Grève des Enseignants: « Il n’y aura pas d’augmentation en 2018 ni en 2019 »

La situation devient de plus en plus claire concernant la grève lancée par le SLECG (Syndicat Libre des Enseignants et Chercheurs de Guinée). Ce lundi matin, sur une radio de Conakry, le Premier Ministre, Chef du Gouvernement a dit ses quatre vérités aux Syndicalistes.
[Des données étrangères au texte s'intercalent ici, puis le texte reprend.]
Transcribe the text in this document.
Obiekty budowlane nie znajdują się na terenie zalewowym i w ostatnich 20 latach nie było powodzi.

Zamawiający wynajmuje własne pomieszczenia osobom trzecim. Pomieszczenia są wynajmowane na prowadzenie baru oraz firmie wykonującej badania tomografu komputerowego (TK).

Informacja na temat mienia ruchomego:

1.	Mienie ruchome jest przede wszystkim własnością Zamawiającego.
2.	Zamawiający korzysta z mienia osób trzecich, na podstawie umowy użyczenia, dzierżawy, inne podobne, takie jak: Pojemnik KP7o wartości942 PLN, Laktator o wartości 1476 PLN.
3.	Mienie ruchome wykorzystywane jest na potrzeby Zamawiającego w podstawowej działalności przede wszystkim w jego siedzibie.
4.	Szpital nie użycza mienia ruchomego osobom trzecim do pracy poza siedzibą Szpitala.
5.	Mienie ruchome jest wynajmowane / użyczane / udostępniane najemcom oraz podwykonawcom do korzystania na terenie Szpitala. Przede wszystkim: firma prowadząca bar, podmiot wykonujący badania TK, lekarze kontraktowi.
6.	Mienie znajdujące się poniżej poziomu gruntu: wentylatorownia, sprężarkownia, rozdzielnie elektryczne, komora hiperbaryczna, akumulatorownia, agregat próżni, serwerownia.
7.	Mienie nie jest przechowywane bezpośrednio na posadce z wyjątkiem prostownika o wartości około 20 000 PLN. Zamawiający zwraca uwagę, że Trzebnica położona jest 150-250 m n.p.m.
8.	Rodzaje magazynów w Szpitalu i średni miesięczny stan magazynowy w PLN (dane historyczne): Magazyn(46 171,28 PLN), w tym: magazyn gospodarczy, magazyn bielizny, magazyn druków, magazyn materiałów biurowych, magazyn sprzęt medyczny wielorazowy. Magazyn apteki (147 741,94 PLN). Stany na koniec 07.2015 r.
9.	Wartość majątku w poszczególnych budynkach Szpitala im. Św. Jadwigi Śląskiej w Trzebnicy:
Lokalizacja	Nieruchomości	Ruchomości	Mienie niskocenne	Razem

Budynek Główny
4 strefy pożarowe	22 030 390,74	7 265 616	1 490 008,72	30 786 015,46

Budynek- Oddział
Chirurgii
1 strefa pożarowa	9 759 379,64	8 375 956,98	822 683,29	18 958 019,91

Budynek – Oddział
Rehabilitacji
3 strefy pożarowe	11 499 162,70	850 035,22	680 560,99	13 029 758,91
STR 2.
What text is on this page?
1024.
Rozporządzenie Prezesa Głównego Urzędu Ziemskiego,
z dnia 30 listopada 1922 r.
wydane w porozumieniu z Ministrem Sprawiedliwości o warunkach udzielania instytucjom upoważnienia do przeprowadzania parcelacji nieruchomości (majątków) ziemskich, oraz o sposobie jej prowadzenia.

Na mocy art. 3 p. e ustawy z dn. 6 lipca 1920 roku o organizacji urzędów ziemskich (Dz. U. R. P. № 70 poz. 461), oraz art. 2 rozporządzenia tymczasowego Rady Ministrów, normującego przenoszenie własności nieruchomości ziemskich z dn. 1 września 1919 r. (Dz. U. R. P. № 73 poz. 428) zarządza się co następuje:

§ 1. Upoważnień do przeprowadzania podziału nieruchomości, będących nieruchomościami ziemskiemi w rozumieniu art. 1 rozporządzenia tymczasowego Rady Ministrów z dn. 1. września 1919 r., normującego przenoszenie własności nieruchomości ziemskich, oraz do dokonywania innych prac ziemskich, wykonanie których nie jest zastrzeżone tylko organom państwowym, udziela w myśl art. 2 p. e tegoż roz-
Et selon ses propos, la situation financière est quadrillée et le gouvernement n’a aucune possibilité de faire face à cette revendication: « Nous sommes dans un programme avec nos partenaires. Ce programme nous contraints à faire quelques sacrifices. Nous avons déjà procédé à une première augmentation en 2018. On a donné 40%. Nous ne pouvons pas, à la même année, faire une autre augmentation. Soyons réalistes. Il n’yaura pas d’augmentation en 2018, ni en 2019« .

Outre cette question d’augmentation, il y a la situation de la grève elle-même. Et certains Syndicalistes déplorent les menaces de l’administration contre eux. Un sujet sur lequel Ibrahima Kassory Fofana a apporté des corrections:  » Nous ne menaçons personne. Nous disons deux choses: d’abord le temps passé pendant la grève ne sera pas payé conformément aux dispositions du code du travail. Ensuite, nous n’accepterons pas qu’un Syndicaliste empêche la tenue des cours dans un établissement(…) J’ai dit au Kountigui de conseiller mon frère Soumah (Aboubacar Soumah), parce que personne ne doit bomber son torse devant la puissance publique« . La balle est désormais dans le camp du SLECG qui n’entend pas baisser les bras dans cette grève générale illimitée.